Namun, harapan untuk mendapatkan pertolongan pertama sirna lantaran RSUD Ahmad Yani tidak memberikan penanganan memadai.
"Ayah saya kritis karena digigit ular, kami bawa ke RSUD Ahmad Yani, tapi ditolak," jelas Pita saat ditemui Sabtu.
Menurut dia, rumah sakit berdalih tidak memiliki stok obat untuk penanganan gigitan ular berbisa (anti-bisa ular/ABU) dan tidak mau mengambil risiko.
"Katanya tidak ada obat untuk pasien gigitan ular, dan mereka tidak mau ambil risiko. Kami disuruh cari rumah sakit lain," tambahnya.
Setelah tidak mendapat respon, akhirnya pihak keluarga membawa Bambang ke sebuah rumah sakit di Kabupaten Lampung Tengah. Beruntung, korban akhirnya mendapatkan penanganan medis yang dibutuhkan.
"Saya sangat kecewa dengan pelayanan RSUD Ahmad Yani Kota Metro. Di saat ayah saya kritis, bukannya dibantu, malah dipersulit. Apa gunanya rumah sakit rujukan kalau menolak pasien gawat darurat," katanya.
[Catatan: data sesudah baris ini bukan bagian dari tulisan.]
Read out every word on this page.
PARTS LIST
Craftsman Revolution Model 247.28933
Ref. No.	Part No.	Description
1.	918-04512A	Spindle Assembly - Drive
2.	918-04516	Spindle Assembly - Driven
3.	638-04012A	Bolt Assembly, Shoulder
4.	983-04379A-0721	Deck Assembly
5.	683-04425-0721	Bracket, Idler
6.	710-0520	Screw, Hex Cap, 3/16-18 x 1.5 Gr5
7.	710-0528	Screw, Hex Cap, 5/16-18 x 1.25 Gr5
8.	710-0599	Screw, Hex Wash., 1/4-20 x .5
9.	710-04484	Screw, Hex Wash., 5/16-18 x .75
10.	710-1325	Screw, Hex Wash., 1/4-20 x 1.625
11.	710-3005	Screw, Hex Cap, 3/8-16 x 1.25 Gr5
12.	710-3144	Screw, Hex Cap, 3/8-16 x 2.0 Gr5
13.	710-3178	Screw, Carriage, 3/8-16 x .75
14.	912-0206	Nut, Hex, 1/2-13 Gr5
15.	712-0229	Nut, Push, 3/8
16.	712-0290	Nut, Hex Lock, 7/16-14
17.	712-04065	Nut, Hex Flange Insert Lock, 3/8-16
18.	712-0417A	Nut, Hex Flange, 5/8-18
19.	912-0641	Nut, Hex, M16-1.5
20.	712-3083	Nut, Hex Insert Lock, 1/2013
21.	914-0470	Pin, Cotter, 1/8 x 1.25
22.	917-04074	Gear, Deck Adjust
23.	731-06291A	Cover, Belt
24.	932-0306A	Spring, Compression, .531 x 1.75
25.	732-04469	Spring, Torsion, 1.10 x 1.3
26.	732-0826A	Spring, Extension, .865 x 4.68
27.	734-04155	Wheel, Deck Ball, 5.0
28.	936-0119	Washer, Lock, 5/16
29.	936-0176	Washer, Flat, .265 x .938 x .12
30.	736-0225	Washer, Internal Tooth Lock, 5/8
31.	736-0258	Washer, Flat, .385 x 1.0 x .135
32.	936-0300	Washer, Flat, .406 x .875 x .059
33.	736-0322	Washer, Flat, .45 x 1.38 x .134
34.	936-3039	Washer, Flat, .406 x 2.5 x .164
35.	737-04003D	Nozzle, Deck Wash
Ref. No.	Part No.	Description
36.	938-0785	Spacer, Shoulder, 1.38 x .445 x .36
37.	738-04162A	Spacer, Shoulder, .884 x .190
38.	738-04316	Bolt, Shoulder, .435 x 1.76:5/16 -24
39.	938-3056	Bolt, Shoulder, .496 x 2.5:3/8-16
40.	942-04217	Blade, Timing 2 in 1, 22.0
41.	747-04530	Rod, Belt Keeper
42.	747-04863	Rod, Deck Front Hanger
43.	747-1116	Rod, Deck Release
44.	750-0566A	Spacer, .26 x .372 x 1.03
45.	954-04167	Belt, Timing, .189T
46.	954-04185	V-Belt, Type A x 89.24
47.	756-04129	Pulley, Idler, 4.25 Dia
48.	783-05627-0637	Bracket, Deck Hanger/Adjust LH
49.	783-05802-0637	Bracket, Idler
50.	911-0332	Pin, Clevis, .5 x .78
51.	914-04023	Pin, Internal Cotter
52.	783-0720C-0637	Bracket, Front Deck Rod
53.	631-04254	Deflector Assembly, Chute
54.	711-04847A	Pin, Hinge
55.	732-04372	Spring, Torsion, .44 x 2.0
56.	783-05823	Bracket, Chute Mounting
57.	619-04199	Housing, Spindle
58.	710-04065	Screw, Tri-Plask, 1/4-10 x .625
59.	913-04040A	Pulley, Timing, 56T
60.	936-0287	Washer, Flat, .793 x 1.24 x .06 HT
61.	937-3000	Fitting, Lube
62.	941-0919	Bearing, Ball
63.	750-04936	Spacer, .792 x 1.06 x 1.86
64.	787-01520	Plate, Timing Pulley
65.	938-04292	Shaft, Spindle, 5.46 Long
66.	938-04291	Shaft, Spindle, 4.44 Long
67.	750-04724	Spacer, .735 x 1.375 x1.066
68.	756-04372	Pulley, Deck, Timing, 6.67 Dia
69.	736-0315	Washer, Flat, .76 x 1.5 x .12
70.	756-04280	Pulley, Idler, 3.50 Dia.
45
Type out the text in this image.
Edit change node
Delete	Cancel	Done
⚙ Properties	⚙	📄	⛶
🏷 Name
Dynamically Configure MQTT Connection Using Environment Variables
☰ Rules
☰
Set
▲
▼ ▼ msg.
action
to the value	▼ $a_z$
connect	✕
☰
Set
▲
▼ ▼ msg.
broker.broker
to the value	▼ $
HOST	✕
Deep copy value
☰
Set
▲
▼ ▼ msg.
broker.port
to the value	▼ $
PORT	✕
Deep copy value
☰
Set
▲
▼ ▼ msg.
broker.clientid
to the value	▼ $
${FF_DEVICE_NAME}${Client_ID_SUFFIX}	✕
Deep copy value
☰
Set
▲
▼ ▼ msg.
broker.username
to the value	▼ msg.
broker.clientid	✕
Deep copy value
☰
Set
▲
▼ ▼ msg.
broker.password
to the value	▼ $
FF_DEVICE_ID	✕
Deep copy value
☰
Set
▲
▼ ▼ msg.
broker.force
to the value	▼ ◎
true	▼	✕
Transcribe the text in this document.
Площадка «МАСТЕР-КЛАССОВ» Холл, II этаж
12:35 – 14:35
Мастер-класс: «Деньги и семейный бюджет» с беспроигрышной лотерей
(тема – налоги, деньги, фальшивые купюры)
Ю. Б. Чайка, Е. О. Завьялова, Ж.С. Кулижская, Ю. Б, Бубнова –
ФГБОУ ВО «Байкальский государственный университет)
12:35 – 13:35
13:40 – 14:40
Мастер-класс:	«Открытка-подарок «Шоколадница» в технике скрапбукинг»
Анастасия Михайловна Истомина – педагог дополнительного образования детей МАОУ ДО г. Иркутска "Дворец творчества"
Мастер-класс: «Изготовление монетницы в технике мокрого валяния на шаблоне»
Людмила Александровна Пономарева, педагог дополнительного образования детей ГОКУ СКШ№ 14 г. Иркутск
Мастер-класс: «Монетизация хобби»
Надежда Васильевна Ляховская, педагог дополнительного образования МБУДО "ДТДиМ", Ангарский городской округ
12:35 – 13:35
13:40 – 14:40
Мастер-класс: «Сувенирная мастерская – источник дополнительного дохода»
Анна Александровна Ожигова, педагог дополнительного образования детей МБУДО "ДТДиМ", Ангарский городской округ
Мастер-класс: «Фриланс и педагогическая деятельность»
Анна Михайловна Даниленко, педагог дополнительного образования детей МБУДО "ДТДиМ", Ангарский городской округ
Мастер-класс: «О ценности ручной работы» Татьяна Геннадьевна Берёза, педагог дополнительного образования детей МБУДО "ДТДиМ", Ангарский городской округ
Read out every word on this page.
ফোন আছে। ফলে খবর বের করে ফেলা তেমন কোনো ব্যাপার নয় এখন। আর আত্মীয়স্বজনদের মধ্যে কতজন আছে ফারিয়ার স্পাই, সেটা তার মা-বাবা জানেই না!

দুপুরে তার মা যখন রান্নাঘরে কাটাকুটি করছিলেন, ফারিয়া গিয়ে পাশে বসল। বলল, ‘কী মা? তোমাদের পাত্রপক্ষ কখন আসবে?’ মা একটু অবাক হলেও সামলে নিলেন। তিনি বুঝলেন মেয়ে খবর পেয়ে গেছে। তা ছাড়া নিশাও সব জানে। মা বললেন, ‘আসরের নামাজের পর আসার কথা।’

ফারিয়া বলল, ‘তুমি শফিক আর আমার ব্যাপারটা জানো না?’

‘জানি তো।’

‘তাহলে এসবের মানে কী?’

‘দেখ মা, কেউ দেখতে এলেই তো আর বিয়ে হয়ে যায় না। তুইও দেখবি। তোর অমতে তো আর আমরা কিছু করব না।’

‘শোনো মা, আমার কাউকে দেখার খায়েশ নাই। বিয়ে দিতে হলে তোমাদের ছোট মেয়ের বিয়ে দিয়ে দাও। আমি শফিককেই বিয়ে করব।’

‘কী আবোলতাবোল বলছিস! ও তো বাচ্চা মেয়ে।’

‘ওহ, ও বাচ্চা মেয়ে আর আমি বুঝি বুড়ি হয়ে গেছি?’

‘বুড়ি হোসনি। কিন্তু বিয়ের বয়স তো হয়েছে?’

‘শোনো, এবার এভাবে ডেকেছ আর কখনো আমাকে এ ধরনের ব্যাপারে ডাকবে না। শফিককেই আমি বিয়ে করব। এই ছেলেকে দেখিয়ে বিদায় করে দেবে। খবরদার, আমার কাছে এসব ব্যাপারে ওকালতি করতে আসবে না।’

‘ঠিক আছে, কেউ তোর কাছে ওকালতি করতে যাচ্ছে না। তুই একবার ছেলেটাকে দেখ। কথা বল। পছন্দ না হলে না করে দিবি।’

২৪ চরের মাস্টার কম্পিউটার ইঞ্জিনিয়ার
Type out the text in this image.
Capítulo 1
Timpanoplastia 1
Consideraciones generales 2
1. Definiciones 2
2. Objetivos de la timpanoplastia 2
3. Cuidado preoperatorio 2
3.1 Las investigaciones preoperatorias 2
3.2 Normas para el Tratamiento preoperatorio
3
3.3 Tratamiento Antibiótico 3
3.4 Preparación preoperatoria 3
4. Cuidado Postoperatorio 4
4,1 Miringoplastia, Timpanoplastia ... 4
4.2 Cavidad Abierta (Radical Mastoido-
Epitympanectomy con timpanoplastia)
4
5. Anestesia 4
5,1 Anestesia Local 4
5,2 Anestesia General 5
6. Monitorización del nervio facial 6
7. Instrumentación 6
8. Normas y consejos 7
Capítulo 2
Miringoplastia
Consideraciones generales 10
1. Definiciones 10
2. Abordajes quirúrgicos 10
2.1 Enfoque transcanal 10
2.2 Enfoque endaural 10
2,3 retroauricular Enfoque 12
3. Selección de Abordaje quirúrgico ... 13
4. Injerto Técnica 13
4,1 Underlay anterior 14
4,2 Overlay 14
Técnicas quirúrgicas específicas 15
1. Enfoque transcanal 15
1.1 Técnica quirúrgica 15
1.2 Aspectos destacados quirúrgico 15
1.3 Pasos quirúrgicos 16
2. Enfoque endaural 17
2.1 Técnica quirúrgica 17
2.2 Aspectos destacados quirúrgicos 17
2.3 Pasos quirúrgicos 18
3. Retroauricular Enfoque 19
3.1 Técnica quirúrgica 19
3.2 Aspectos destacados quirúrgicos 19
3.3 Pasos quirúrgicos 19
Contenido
Sementara itu, Direktur RSUD Ahmad Yani Kota Metro, Fitri Agustina mengaku masih akan melakukan penelusuran terkait insiden penolakan ini.
"Informasi dari bagian farmasi, stok obatnya memang kosong dari distributor. Tapi nanti masih akan saya telusuri ke lapangan," tandasnya.